Essa semana, na inauguração da fábrica da Fiat, Dilma deu um recado aos políticos do psb do Estado. De forma coerente, com humildade e grandeza humana [própria da pessoa da Dilma], reconheceu a parceria entre os governos federal e estadual e o esforço do Lula e do Eduardo em trazer a fábrica da Fiat para Goiana

A verdade não dita antes, agora vai sendo mencionada por políticos do partido do Eduardo e publicada de forma modesta pelos jornais locais. A de que as escolhas de Lula e Dilma para Pernambuco foram primordiais para impulsionar o emprego, o PIB do Estado e o bem-estar social do povo pernambucano.

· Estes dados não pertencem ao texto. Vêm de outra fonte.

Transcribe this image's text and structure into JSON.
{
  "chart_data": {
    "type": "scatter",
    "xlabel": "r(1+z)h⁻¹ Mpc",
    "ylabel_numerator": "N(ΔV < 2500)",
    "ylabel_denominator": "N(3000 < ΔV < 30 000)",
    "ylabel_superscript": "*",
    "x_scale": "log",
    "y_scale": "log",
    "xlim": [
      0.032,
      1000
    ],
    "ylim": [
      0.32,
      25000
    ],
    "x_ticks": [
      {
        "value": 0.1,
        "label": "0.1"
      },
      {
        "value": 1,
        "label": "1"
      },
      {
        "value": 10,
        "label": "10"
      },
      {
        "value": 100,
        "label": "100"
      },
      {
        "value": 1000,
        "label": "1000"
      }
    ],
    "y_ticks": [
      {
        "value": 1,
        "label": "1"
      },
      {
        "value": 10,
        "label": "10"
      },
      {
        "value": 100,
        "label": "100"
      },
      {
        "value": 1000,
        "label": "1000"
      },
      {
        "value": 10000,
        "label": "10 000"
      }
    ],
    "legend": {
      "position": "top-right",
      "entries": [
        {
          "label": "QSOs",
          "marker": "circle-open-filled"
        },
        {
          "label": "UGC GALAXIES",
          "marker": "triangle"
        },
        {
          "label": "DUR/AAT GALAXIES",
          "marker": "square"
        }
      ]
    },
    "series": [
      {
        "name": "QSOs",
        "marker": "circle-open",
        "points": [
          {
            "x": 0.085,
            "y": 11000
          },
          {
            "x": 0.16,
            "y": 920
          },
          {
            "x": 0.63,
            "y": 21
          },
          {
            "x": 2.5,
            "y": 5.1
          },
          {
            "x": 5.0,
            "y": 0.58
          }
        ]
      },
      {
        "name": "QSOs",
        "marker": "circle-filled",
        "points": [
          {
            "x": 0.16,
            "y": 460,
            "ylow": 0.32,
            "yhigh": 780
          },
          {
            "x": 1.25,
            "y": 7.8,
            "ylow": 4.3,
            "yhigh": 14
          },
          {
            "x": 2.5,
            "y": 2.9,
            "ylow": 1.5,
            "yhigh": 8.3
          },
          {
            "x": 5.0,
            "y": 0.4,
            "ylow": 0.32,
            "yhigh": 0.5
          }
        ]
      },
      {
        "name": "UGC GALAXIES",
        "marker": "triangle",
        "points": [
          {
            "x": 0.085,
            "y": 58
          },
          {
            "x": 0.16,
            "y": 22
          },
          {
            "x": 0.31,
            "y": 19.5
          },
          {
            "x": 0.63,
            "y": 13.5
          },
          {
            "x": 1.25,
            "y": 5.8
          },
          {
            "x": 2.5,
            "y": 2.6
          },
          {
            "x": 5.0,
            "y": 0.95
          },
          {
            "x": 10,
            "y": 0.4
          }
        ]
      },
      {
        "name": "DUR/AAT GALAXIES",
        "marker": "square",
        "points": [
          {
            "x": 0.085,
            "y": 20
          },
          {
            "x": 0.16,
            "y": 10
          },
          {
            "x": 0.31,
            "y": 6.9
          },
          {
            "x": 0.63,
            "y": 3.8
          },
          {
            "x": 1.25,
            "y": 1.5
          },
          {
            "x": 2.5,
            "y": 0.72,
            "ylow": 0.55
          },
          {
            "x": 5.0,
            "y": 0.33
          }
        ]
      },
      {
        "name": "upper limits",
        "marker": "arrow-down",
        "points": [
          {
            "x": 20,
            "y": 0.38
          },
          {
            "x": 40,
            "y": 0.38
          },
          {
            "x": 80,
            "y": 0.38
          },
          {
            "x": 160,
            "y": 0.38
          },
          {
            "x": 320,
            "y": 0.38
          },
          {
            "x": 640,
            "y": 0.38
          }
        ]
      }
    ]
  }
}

A fábrica da Fiat, o Complexo Industrial de Suape, o Polo Naval, a Refinaria Abreu e Lima, a Hemobras, e muitos outros empreendimentos que chegaram e estão chegando ao Estado.

Antes, o governador Paulo Câmara tinha repulsa em sequer tocar no nome da Dilma. Hoje já a acompanha de helicóptero da Base Aérea do Recife até a planta da Jeep, em Goiana.

Hoje, o governador de Pernambuco se submete a fazer um tour com a Presidenta, pelas dependências da montadora Fiat.

Pois é, assim como na vida, é na política.